Perplexity just kicked down one of the biggest doors in artificial intelligence. The AI search company announced today that it has developed and open-sourced a method for running massive, trillion-parameter models on standard Amazon Web Services (AWS) cloud infrastructure, a feat that was previously considered impractical.
This breakthrough effectively dismantles a critical barrier that has kept the most powerful AI models locked away inside elite research labs with bespoke, high-end hardware.
For years, a frustrating paradox has governed the cutting edge of AI. The most capable models, like Mixture-of-Experts (MoE) architectures with a trillion or more parameters, are so enormous they require the coordinated power of multiple computers to even exist. While solutions emerged for this multi-node problem, they were almost exclusively tailored for specialized, expensive networking hardware like NVIDIA’s ConnectX-7 with InfiniBand.
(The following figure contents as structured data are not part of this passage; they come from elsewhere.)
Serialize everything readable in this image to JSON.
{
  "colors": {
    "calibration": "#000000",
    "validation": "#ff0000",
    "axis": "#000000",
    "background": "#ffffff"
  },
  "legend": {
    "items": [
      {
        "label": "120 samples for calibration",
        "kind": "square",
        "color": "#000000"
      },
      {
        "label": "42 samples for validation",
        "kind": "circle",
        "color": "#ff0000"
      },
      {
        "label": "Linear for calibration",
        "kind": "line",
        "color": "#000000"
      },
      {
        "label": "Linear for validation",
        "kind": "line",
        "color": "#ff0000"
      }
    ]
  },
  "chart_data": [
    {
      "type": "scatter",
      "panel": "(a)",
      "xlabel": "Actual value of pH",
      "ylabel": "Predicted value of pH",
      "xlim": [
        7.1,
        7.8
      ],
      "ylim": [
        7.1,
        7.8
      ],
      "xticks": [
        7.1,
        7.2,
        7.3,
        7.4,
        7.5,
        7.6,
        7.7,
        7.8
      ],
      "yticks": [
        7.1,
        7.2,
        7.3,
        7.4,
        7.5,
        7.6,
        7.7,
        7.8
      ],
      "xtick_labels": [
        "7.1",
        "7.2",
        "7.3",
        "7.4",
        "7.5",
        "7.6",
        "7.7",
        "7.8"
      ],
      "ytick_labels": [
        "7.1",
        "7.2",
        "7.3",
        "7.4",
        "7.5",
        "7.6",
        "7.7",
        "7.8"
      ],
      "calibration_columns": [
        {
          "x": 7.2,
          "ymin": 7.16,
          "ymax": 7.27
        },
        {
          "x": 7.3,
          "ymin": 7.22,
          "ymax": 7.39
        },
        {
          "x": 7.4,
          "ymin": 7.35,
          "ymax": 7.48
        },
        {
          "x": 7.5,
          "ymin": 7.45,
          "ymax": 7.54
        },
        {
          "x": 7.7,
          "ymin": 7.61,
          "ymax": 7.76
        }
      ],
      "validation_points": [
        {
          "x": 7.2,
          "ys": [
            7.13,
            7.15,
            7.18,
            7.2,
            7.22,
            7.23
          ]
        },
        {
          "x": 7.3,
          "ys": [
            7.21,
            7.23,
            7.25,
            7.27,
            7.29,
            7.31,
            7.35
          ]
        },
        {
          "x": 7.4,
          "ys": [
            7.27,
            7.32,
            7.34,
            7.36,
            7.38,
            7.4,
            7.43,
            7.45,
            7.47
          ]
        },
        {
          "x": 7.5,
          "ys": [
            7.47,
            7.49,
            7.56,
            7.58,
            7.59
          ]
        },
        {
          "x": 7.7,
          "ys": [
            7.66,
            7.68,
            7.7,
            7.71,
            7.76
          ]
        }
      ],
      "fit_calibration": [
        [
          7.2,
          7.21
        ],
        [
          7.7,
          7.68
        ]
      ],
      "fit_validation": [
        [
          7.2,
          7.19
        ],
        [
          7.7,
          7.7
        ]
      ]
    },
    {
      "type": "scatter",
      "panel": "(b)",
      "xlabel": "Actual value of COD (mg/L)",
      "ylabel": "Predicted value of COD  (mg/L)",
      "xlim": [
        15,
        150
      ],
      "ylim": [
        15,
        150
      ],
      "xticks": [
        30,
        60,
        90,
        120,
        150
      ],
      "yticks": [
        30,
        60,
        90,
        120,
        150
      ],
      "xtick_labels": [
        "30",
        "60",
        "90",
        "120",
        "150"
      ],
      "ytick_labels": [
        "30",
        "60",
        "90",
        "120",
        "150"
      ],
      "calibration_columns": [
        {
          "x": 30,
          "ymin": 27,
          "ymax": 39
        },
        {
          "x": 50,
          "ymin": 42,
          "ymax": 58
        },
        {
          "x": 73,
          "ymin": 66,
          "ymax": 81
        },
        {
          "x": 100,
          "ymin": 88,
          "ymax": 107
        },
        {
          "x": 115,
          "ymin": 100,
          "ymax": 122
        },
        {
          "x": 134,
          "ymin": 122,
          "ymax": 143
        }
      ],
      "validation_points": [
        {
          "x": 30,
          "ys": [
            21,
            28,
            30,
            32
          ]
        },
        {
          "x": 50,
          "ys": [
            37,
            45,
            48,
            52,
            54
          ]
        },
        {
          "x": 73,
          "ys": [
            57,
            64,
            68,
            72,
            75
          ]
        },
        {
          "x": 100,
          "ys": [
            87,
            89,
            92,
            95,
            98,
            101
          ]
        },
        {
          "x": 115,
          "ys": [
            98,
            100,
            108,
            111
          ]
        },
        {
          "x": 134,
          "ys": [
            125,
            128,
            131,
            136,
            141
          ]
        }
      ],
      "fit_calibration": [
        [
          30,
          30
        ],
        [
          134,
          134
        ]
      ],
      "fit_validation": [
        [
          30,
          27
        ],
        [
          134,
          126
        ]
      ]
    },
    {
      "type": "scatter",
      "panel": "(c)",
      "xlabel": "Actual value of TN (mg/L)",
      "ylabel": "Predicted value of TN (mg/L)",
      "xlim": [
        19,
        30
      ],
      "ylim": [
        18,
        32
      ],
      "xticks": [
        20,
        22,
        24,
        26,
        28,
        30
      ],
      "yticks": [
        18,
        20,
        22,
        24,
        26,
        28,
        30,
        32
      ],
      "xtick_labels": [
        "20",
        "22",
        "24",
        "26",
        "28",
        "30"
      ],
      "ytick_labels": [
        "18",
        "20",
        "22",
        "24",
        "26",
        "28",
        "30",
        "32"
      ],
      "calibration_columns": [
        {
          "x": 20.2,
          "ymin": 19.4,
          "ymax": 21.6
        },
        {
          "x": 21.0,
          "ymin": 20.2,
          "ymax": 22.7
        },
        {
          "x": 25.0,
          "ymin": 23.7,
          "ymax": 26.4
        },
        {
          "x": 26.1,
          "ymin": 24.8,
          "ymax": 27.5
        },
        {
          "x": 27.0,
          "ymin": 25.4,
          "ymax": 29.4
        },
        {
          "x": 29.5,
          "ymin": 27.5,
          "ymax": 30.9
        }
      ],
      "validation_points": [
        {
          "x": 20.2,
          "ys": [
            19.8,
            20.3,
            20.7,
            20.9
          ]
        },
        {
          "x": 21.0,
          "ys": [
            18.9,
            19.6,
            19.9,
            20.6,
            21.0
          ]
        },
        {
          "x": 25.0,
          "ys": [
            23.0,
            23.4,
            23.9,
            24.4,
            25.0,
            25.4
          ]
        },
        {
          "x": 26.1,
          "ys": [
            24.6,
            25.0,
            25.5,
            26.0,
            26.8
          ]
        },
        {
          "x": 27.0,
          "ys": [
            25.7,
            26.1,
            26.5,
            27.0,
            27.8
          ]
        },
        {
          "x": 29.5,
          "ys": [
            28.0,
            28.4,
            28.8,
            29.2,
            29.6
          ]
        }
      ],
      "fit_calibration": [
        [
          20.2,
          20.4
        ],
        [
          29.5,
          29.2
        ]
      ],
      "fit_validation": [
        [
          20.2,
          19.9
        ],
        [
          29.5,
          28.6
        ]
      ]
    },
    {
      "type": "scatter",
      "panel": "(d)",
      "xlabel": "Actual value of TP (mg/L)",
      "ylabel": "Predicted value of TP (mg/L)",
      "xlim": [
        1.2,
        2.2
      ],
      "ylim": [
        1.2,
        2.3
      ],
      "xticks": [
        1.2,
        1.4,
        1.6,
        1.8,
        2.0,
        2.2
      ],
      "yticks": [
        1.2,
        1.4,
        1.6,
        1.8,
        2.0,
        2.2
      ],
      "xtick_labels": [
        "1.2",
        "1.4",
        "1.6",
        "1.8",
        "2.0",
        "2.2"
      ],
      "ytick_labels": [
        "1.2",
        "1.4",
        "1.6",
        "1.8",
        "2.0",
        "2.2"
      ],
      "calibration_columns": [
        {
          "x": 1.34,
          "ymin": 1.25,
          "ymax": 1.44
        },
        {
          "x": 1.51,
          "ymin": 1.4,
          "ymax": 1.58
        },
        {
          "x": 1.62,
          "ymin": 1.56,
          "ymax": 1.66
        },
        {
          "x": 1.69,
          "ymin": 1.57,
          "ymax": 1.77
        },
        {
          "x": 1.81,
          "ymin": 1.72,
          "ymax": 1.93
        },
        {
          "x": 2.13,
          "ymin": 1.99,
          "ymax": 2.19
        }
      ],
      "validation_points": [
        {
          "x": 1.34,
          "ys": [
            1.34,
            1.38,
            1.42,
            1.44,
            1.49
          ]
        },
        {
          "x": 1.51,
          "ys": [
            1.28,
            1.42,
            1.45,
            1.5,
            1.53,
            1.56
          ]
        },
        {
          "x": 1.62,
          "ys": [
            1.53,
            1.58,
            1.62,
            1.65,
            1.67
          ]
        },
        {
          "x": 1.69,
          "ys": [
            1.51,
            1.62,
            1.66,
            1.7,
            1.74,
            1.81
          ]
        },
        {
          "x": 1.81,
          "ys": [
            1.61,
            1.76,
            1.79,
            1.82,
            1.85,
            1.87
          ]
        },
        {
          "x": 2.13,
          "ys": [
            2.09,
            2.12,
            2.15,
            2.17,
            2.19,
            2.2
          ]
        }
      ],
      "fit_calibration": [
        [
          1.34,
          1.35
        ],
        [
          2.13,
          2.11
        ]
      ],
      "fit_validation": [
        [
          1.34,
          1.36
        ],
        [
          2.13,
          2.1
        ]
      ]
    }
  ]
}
This created a two-tiered AI world. If you had access to a custom-built supercomputer, you could run the giants. If you were like most researchers, startups, or even large companies relying on the more generalized infrastructure of a cloud provider like AWS and its Elastic Fabric Adapter (EFA), you were out of luck. The techniques simply didn't translate, making deployments on the cloud prohibitively slow and costly. As Perplexity noted in its announcement, this lack of cloud portability has been a major bottleneck for the entire industry.
Bridging the Cloud Divide
Perplexity’s solution, detailed in a new research paper, is a set of highly optimized software components called kernels. These kernels manage the incredibly complex task of routing data between different GPUs across multiple machines—a process central to making MoE models work. According to the company, their kernels are the first to achieve “viable performance” for this task on AWS EFA.
The technical approach is a clever hybrid CPU-GPU architecture. It works around the specific limitations of EFA that have stymied previous efforts, which often required a direct, unimpeded line between the GPU and the network card. Perplexity’s system uses a host CPU thread as a proxy to manage network transfers, but does so with a specialized “TransferEngine” that batches operations and minimizes the overhead that plagued earlier attempts.
The results speak for themselves. In benchmarks, Perplexity’s solution doesn’t just work on AWS—it excels. When tested on the high-end NVIDIA ConnectX-7 hardware, it performs competitively with, and in some cases surpasses, state-of-the-art methods like DeepEP. But the real victory is on AWS. The company demonstrated that its kernels enable the deployment of models like the 671-billion-parameter DeepSeek-V3 and the colossal 1-trillion-parameter Kimi-K2 on standard AWS p5en instances equipped with H200 GPUs.
Running Kimi-K2 is a particularly significant proof point. Perplexity notes the model is physically too large to fit on a single 8x H200 node, making an efficient multi-node solution not just a nice-to-have, but an absolute necessity. Before this, serving a model of that scale on AWS at a practical speed was a pipe dream.
By open-sourcing these kernels, Perplexity is essentially handing the broader AI community a key to the kingdom. Researchers and developers no longer need access to a multi-million dollar, custom-built cluster to experiment with and build upon the world’s most advanced AI architectures. They can now leverage the scale and accessibility of AWS. This could dramatically accelerate innovation, allowing more people to build products powered by AI that can reason with greater nuance and intelligence.
Perplexity says it is working directly with AWS to push performance even further, promising future optimizations that will continue to reduce latency.
As of today, the wall between elite research hardware and the public cloud has been seriously breached. The era of trillion-parameter models on AWS has officially begun.